Cabe destacar que a subida mais recente nos preços de petróleo para patamares superiores a US$ 80/barril ainda não está diretamente relacionada à mencionada desaceleração dos investimentos exploratórios. A recuperação da demanda por petróleo em função do aumento na circulação de pessoas devido a um maior controle da pandemia certamente jogou peso importante para a aceleração dos preços após o colapso do início de 2020.

No entanto, quando comparamos com o período pré-pandemia a grande mudança está, sem dúvida, no lado da oferta, com destaque para os grandes cortes de produção negociados no âmbito dos países membros da Opep+ (incluindo Rússia) e a queda na produção dos chamados não convencionais nos EUA.

A despeito da recuperação, a demanda atual de petróleo ainda se encontra em níveis inferiores ao pré-pandemia, devendo recompor este patamar apenas em 2022. Ou seja, a explicação para preços acima de US$ 80/barril (muito superior ao patamar de US$ 60/barril verificado no pré-pandemia) está muito mais associada a um choque negativo de oferta do que a um choque positivo de demanda.

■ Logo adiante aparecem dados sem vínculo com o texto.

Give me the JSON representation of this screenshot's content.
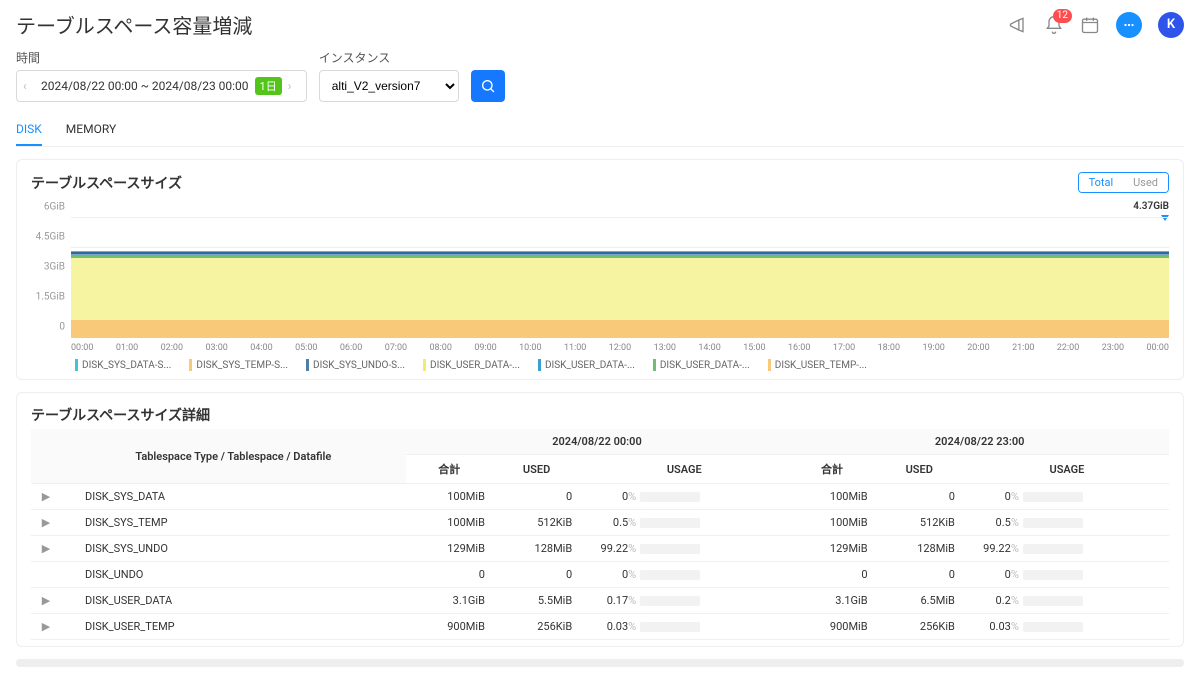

Com o avanço da transição energética, a flexibilidade no manejo da oferta tende a ser muito mais limitada e reduções na produção não dependerão de aumentos de capacidade produtiva ociosa. Com investimentos exploratórios em declínio, a capacidade produtiva será decrescente,inviabilizando o controle sobre a oferta de petróleo, como ainda é possível ser feito atualmente. Não fossem as reduções nos níveis de cortes de produção da Opep desde maio, os preços estariam em patamares ainda maiores.

Outro importante aspecto que impacta diretamente os preços de petróleo a médio e longo prazo diz respeito às crescentes penalizações que os produtores dos insumos fósseis deverão sofrer. Dentre estas, podemos destacar a própria precificação do carbono, além de eventuais tributos visando desincentivar a produção e o uso destes combustíveis. Neste caso, mesmo em cenários de choques negativos de demanda por petróleo mais expressivos, eventualmente até maiores que os choques negativos a serem observados na oferta, as esperadas penalizações e desincentivos aos fósseis deverão sustentar os níveis de preço em patamares ainda elevados.

Em síntese, a vinculação de uma transição energética acelerada a baixos preços de petróleo pode não se verificar empiricamente. A longa jornada de redução no uso do petróleo poderá ser feita em um ambiente de preços elevados, gerando possíveis focos inflacionários.

Considero os elementos aqui discutidos compondo um dos principais riscos macroeconômicos da vigente década, na qual deveremos observar um componente inflacionário de natureza estrutural associado à aceleração da transição energética. Neste ambiente, resta saber se os Bancos Centrais ao redor do mundo irão tolerar um patamar mais alto de inflação, em
decorrência das necessárias mudanças energéticas para o cumprimento dos compromissos firmados, ou voltarão a subir a taxa de juros de forma mais acentuada, podendo desencadear novos processos recessivos.